IBR Submission Details
NIBRS data submissions address crime incidents and all the elements associated with them, e.g., offenses, victims, offenders, property loss, clearances, and arrestees. The Group A Incident Report is used to report all information about Group A Offenses within six categories: incident (administrative), offense, property, victim, offender, and arrestee. Each of these categories is in the Help IBR Submission Links.
In most cases, an initial Group A Incident Report will contain incident (administrative), offense, property (if applicable), victim and offender information. Details concerning one or more arrestees may also be included if apprehensions were made by the time the initial report submitted. However, in many cases, arrests will be made after the initial report and the arrestee information will be submitted as "update" to the initial incident report. If an arrest involving a Group A offense occurs for a crime not previously reported to the UCR program (e.g., an "on view arrest") then, of course, all applicable data should be submitted.
Sometimes applications for warrants are made without the police being notified of the details of the crime, e.g., "Bench Warrant" situations. Insofar as possible, when arrests for Group A offenses are made under these circumstances, the information regarding the offenses should be obtained and reported in Group A Incident Reports.
The Group B Arrest Report is used to report data concerning each arrestee for a Group B offense. The report is comprised of selected data, which describes the arrestee and the circumstance of the arrest. See The Group A UCR Offenses Codes Link, The Group B UCR Offense Codes Link and in the UCR Download Area the NIBRS Statute Cross-Reference Link for more information on the offenses.
Definition of an Incident
An "incident" is defined for NIBRS reporting purposes as one or more offenses committed by the same offender, or group of offenders acting in concert, at the same time and place.
"Acting in concert" requires that the offenders actually commit or assist in the commission of the crime(s). The offenders must be aware of, and consent to, the commission of the crime(s); or even if no consenting their actions assist in the commission of the offense(s). This is important because all of the offenders in an incident are considered to have all of the offenses in the incident. If one or more of the offenders did not act in concert, then there is more than one incident involved.
"Same time and place" means that the time intervals between the offenses and the distance between the locations where they occurred were insignificant. Normally, the offenses must have occurred during an unbroken time duration and at the same or adjoining location(s).

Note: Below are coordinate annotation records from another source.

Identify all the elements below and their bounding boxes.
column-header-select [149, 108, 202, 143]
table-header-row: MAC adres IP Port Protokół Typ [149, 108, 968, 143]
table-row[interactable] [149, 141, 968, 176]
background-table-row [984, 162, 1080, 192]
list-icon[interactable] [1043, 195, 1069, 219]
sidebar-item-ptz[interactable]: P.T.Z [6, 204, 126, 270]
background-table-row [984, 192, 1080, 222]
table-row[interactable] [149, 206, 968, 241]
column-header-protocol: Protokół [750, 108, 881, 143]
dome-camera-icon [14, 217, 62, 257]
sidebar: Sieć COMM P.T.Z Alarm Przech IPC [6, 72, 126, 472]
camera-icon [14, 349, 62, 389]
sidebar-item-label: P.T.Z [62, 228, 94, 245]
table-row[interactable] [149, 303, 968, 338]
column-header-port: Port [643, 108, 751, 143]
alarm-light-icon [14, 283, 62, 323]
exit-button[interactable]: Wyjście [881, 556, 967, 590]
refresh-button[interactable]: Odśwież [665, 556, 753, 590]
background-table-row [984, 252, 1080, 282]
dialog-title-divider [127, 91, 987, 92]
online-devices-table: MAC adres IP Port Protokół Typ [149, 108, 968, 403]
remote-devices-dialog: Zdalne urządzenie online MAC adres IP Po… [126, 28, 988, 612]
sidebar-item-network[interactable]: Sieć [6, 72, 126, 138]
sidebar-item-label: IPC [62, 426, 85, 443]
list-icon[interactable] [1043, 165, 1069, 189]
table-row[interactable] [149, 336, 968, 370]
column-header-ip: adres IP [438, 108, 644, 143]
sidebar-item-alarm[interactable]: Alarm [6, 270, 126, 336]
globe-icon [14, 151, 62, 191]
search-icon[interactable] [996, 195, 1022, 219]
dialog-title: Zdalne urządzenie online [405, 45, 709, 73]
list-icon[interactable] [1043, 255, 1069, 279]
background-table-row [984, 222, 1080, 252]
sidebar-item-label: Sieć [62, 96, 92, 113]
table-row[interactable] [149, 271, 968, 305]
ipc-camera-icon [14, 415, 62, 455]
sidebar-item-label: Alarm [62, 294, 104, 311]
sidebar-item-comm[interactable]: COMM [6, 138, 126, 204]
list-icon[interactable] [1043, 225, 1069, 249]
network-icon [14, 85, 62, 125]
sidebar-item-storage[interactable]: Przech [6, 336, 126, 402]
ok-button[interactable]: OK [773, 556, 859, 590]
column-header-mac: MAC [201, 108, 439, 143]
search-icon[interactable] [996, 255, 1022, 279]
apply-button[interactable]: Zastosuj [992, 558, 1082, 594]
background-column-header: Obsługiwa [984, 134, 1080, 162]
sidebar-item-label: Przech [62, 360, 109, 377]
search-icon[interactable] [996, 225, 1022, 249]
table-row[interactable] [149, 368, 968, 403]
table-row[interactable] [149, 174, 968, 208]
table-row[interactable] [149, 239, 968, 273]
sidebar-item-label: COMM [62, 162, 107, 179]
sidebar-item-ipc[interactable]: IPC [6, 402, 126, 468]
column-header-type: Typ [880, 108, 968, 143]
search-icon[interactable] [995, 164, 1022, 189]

However, incidents can also be comprised of offenses which by their nature involve continuing criminal activity by the same offender(s) at different times and places, as long as the activity is deemed to constitute a single criminal transaction.
Because it is not possible to provide instructions that will cover all of the possible situations that might occur, in some cases the reporting agency will have to use it's best judgment in determining how many incidents were involved.
Example (1): Two offenders robbed a bar. The Bartender was forced at gunpoint to surrender money from the cash register. The robbers also took money and jewelry from three customers. One of the robbers, in searching for more customers to rob, found a female customer in the rest room and raped her there outside of the view of the other offender. When the rapist returned, both robbers left. There were two incidents, one involving forcible rape, because the offenders weren't "acting in concert" in both offenses.
Example (2): Same situation as Example (1), except that the rape occurred in the bar and the other offender told the rapist to stop and only rob the victim. There was only one incident with two offenses, e.g., robbery and forcible rape. Although the other robber did not consent to the rape, by displaying a gun he prevented someone coming to the victim's assistance and thereby assisted in the commission of the crime.
Example (3): Over a period of 18 months, a computer programmer working for a bank manipulated the bank's computer and systematically embezzled $70,000. The continuing criminal activity constituted a single "incident" involving the crime of embezzlement.
In the reporting of data to the state and the national UCR Program, it is first necessary to classify appropriate offenses within an incident into the Group A or Group B offense categories as defined by NIBRS. This practice ensures that offenses with different titles under state and local law or United State Titles and Statutes are considered and appropriately counted in UCR. All criminal offenses of law will be classified as either Group A or Group B in NIBRS. Both incidents and arrests are to be reported for Group A offenses, while only arrests are reported for Group B offenses.
Crimes Against Persons, Property and Society
NIBRS offenses are divided into three categories: "Crimes Against Persons", Crimes Against Property" or "Crimes Against Society". "Crimes Against Persons" are those whose victims are always "Individuals", e.g., murder, forcible rape, assault. The object of "Crimes Against Property" is to obtain money, property, or some other benefit, e.g., robbery, bribery, burglary. "Crimes Against Society" represents society's prohibition against engaging in certain types of activity, e.g., gambling. prostitution, or drug violations.
For counting purposes, one offense is counted for each victim of a "Crime Against Persons"; one offense is counted for each distinct operation for "Crimes Against Property" (except motor vehicle theft, where one offense is counted for each stolen vehicle); and one offense is counted for each "Crime Against Society".